Acordam no Tribunal da Relação de Coimbra:

                                                ***

I – Relatório

Nos autos de liquidação por apenso ao processo de insolvência em que são insolventes

C (…) e M (…), ambos com os sinais dos autos,

o Administrador da Insolvência (doravante, AI) veio, em 20/06/2016, apresentar requerimento nos seguintes termos:

«1. O AJ foi notificado pelo credor hipotecário, requerendo a redução do valor mínimo de venda da verba 1 para € 184.000,00.

2. Caso que tal proposta seja aceite, pretende a adjudicação do imóvel;

3. Requereu ainda o credor hipotecário a redução do valor mínimo de venda da verba 2 para € 190.000,00, e devendo o AJ promover nova diligência de venda quanto a esta verba.

Termos em que,

Requer-se a V.ª Ex.ª que se digne a notificar todos os credores para se pronunciar quanto a proposta do credor hipotecário.» (cfr. o certificado a fls. 44 v.º destes autos de recurso em separado).

Seguidamente, vieram os Insolventes, em 14/07/2016, pronunciar-se sobre o requerimento do dito credor hipotecário, Caixa Geral de Depósitos (doravante, CGD), requerendo “que se determine, ao invés da redução do valor mínimo de venda das verbas n.ºs 1 e 2 para 184.000,00 € e 190.000,00 € e da adjudicação da verba 1 à CGD por aquele valor, que deve ser indeferido, a avaliação das verbas apreendidas e que deverão ser vendidas por avaliador imobiliário a designar e, em função de tal avaliação, fixar-se-lhes os valores base e os valores mínimos de venda, bem como que o Sr. Administrador de Insolvência diligencie pela prospecção e divulgação de mercado e publicidade inclusivamente com recurso a sites especializados na internet onde os imóveis possam estar publicitados com anúncios com fotografias e ainda com recurso a um mediador imobiliário.

Requer-se que o Sr.
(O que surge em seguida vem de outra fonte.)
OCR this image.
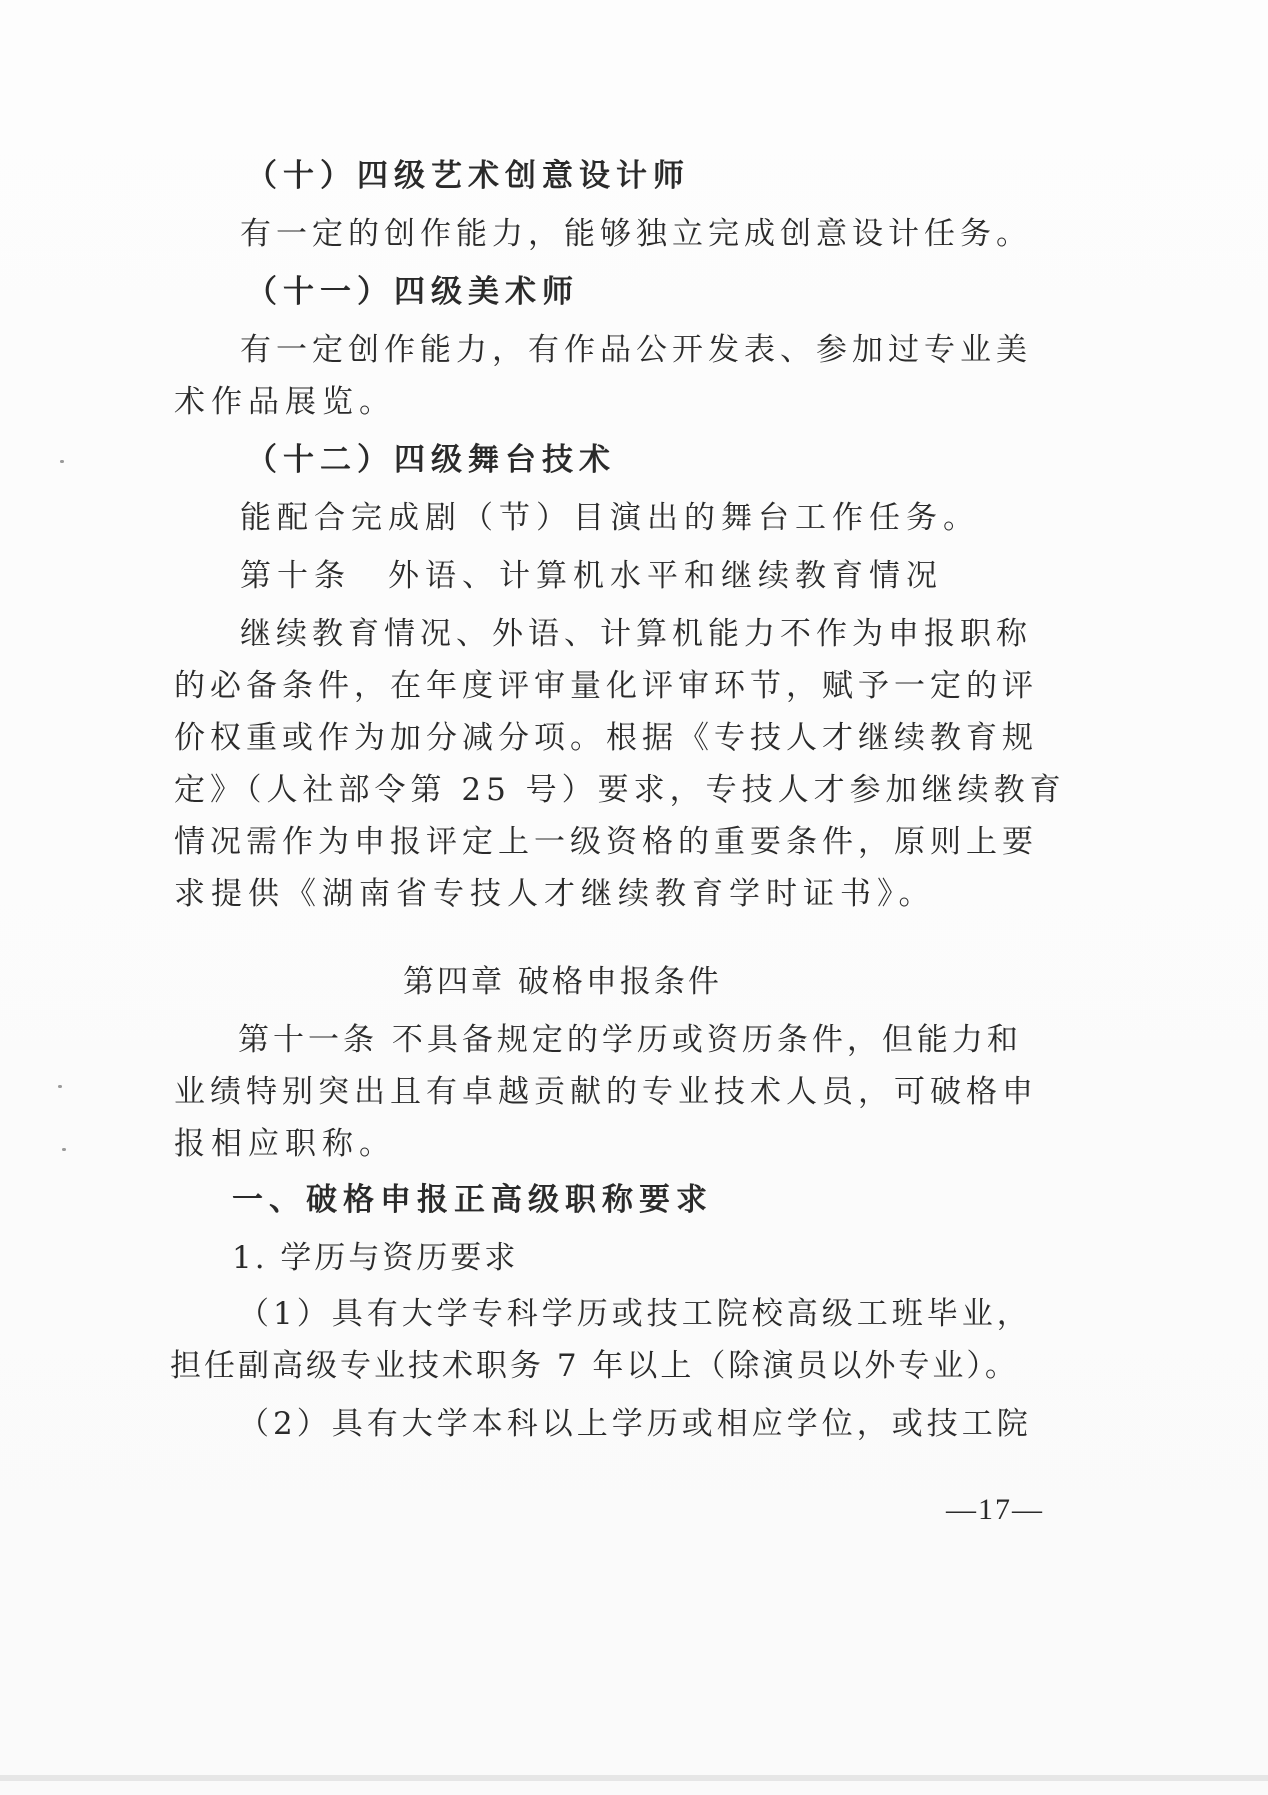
（十）四级艺术创意设计师
有一定的创作能力，能够独立完成创意设计任务。
（十一）四级美术师
有一定创作能力，有作品公开发表、参加过专业美
术作品展览。
（十二）四级舞台技术
能配合完成剧（节）目演出的舞台工作任务。
第十条　外语、计算机水平和继续教育情况
继续教育情况、外语、计算机能力不作为申报职称
的必备条件，在年度评审量化评审环节，赋予一定的评
价权重或作为加分减分项。根据《专技人才继续教育规
定》（人社部令第 25 号）要求，专技人才参加继续教育
情况需作为申报评定上一级资格的重要条件，原则上要
求提供《湖南省专技人才继续教育学时证书》。
第四章 破格申报条件
第十一条 不具备规定的学历或资历条件，但能力和
业绩特别突出且有卓越贡献的专业技术人员，可破格申
报相应职称。
一、破格申报正高级职称要求
1. 学历与资历要求
（1）具有大学专科学历或技工院校高级工班毕业，
担任副高级专业技术职务 7 年以上（除演员以外专业）。
（2）具有大学本科以上学历或相应学位，或技工院
—17—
Administrador de Insolvência seja notificado para informar e comprovar nos autos as diligências que tem efectuado para a venda das verbas imóveis a liquidar – para prova do alegado (…)”(cfr. o certificado a fls. 46 e segs. destes autos de recurso).

Após o que foi proferido despacho (datado de 23/09/2016) com o seguinte dispositivo:

«Nestes termos, e uma vez mais, indefere-se ao requerido pelos devedores insolventes, competindo ao senhor AI decidir sobre a fixação dos valores base dos imóveis apreendidos para os autos, bem como sobre a modalidade de venda e as formas de divulgação da mesma (para além das legalmente previstas), sendo certo que, atentas as inúmeras diligências de venda já realizadas no processo, todas elas infrutíferas, não se vislumbra que uma nova redução de tais valores não possa deixar de ser atendida.
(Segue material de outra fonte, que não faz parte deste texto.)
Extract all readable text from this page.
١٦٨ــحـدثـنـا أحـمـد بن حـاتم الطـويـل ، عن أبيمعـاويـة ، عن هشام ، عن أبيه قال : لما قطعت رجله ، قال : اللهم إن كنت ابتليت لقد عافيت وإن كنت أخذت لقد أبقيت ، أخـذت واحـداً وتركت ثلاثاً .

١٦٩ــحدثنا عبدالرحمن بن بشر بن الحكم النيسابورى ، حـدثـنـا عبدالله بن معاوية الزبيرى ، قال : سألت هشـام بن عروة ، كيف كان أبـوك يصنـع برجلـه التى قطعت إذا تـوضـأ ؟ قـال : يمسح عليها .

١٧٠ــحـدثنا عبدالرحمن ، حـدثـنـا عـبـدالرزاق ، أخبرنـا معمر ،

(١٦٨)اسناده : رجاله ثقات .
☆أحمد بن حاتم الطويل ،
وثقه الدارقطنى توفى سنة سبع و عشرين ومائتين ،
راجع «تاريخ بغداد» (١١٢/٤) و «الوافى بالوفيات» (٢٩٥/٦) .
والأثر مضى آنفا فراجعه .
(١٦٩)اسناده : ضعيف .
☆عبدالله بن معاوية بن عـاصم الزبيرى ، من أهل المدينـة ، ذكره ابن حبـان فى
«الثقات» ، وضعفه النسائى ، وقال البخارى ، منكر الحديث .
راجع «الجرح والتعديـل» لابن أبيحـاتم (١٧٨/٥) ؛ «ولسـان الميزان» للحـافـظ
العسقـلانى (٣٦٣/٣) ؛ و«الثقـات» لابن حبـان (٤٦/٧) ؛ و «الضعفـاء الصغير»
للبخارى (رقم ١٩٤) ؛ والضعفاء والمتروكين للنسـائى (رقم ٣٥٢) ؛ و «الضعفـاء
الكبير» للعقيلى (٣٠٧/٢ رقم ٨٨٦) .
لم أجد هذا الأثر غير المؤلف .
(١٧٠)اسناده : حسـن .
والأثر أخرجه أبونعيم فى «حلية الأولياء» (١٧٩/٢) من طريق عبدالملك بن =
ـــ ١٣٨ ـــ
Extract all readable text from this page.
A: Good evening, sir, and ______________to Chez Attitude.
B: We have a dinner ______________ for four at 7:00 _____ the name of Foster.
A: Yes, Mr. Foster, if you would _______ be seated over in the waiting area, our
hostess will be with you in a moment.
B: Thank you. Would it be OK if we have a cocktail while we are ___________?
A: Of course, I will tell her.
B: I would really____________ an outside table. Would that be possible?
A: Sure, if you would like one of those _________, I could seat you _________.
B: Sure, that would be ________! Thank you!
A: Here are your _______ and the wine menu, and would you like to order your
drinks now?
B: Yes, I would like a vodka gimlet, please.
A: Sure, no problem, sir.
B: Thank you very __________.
Notifique, sendo o senhor AI para prosseguir com as diligências de venda, competindo-lhe decidir sobre a redução dos valores base dos bens, e seguindo, no caso de adjudicação de bens a credores hipotecários, os legais trâmites.» (cfr. o certificado de fls. 53 e seg. destes autos de recurso).

Não se conformando com esta decisão, recorrem os Insolventes, os quais, tendo alegado, formulam as seguintes

Conclusões ([1]):

«A) A decisão recorrida julgou indeferir ao requerido pelos devedores insolventes (…).
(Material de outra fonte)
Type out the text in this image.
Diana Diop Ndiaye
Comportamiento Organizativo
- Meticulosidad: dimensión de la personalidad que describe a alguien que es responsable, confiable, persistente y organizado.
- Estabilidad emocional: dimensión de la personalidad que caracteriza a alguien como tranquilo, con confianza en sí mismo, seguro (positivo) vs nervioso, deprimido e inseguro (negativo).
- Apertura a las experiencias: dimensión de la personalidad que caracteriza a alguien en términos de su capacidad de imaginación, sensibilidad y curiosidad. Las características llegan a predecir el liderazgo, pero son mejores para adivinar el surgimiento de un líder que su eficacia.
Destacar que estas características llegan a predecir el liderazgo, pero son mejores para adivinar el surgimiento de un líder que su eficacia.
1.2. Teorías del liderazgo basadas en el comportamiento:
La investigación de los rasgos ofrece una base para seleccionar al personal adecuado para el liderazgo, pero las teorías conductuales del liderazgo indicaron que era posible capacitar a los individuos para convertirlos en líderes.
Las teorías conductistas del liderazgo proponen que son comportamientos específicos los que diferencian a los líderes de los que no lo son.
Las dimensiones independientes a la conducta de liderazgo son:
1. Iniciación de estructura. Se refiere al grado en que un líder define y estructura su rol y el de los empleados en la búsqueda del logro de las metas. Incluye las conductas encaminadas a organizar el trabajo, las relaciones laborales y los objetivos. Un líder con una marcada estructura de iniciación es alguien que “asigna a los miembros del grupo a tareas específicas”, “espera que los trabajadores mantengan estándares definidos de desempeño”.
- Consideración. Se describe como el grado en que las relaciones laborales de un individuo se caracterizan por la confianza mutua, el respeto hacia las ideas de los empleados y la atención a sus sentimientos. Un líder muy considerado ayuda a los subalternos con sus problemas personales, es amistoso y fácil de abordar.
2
B) O que está em causa são os valores mínimos de venda dos imóveis apreendidos aos insolventes nos presentes autos sob as verbas n.ºs 1, 2 e 3 inicialmente fixados respectivamente em 240.000,00€, 350.000,00€ e 79.126,55€ (cfr. auto de apreensão de imóveis e anúncio de venda que se juntam como docs. 2 e 3), bem como o requerimento da credora CGD S.A., dado a conhecer nos autos por requerimento do Sr. AI de 20.06.2016, em que pede a redução do valor mínimo de venda da verba 1 para 184.000,00€ e da verba 2 para 190.000,00€, bem como a adjudicação imediata à credora CGD da verba 1 pelo montante de 184.000,00€ e com dispensa de depósito do preço e promoção de nova diligência de venda quanto à verba 2 pelo valor reduzido (cfr. doc. 4 que se junta), tendo os aqui insolventes e ora recorrentes se oposto a tal pretensão da credora CGD requerendo nos termos do seu requerimento de 17.07.2016 que se junta como doc. 5.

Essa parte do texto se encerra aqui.